Extended summer program to hold open registration

By Julie Fann
star staff

On Tuesday, the Elizabethton City Schools KIDS Challenge Summer Program for grades K-5 will hold an open registration from 4:30 p.m. to 6:30 p.m. at the entrance of Harold McCormick School, where the program will be held this year. Parents who want to register their child must be present during the specified time, due to a limited number of spaces.
   "Parents cannot call and have a spot reserved for their child. They must be present to register," said Angie Odom, Director of the Elizabethton City Schools Extended School Program. The summer program exists as a special service to families, and students from all city elementary schools are eligible to register.

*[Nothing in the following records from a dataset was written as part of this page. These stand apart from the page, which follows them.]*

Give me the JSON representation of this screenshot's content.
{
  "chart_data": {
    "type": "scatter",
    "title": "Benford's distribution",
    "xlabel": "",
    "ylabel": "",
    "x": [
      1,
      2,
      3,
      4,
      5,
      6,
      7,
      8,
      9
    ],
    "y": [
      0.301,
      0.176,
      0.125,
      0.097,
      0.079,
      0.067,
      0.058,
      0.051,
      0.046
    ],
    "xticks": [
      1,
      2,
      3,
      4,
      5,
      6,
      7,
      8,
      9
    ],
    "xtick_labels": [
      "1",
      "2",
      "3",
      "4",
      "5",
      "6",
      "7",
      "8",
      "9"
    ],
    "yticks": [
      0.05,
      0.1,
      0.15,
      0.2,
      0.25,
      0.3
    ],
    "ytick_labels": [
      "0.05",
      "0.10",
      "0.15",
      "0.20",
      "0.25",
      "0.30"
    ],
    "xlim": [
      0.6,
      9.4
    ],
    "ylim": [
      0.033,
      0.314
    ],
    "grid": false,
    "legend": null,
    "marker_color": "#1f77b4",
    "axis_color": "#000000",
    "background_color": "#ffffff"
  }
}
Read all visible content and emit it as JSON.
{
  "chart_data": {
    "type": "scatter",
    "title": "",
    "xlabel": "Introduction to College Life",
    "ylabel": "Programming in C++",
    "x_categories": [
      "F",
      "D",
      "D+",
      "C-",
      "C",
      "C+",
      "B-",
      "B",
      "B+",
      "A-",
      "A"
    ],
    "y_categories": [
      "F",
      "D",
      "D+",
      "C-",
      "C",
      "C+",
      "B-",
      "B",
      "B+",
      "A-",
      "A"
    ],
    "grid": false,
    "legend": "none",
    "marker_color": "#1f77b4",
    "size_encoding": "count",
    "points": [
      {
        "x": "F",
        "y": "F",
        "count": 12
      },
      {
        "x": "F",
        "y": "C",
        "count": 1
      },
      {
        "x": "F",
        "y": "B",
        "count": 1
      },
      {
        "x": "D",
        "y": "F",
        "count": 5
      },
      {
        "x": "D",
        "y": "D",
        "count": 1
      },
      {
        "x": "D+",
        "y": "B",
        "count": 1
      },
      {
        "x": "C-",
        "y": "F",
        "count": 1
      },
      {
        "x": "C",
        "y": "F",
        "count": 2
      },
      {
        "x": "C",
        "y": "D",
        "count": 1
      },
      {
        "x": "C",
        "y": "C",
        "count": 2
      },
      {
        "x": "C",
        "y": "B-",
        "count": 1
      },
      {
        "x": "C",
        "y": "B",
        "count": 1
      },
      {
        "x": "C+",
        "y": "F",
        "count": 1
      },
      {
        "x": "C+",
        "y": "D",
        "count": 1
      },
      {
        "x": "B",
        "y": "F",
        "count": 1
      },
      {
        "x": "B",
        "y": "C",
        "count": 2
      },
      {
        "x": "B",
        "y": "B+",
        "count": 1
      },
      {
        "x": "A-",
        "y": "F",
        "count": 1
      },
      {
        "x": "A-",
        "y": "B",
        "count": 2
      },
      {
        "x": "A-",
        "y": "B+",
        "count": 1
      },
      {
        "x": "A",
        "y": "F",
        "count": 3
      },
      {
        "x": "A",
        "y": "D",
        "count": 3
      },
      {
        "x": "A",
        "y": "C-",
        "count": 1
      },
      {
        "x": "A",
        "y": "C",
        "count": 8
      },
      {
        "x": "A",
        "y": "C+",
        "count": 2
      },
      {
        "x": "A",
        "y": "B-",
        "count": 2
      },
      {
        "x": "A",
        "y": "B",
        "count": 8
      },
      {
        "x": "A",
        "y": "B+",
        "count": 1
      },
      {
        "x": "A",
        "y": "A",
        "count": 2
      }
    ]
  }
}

   The cost of registration is $30, which includes all fees for field trips. After that, parents pay $11 per day for the program, which starts June 3 and ends Aug. 9. The daily fee includes breakfast, lunch, and a snack. Parents can drop off their children by 7:30 a.m. on Monday, Wednesday and Friday, and by 8 a.m. on Tuesdays and Thursdays. The program ends at 6 p.m. every day of the week.
   Mondays will be designated as Health Day, and, each week, an employee of the University of Tennessee's Health Department will hold exercise and nutrition classes for the children. On Wednesdays, Character Day, kids will learn the importance of values such as respect and honesty. On Fridays, instructors will focus on creativity and various art projects.
   The program also has several field trips planned for Tuesdays and Thursdays. Instructors and students will journey to places such as Steele Creek Park, Bays Mountain, and Roan Mountain. Program participants will also attend an Elizabethton Twins game, and, afterward, players will spend time with the kids. Other scheduled field trips include a tour of Bristol Raceway, swimming at Franklin Pool, and Cosmic Bowling.
   To mark the end of the KIDS Challenge, instructors will hold a "Summer Olympics," an event which students will prepare for during each week's health and fitness classes. Judy Blevins, Superintendent of City Schools, said that she hopes the city school system will always be able to provide such a special program for children.
   "It's a planned program. Most of our workers are college students or college graduates," she said.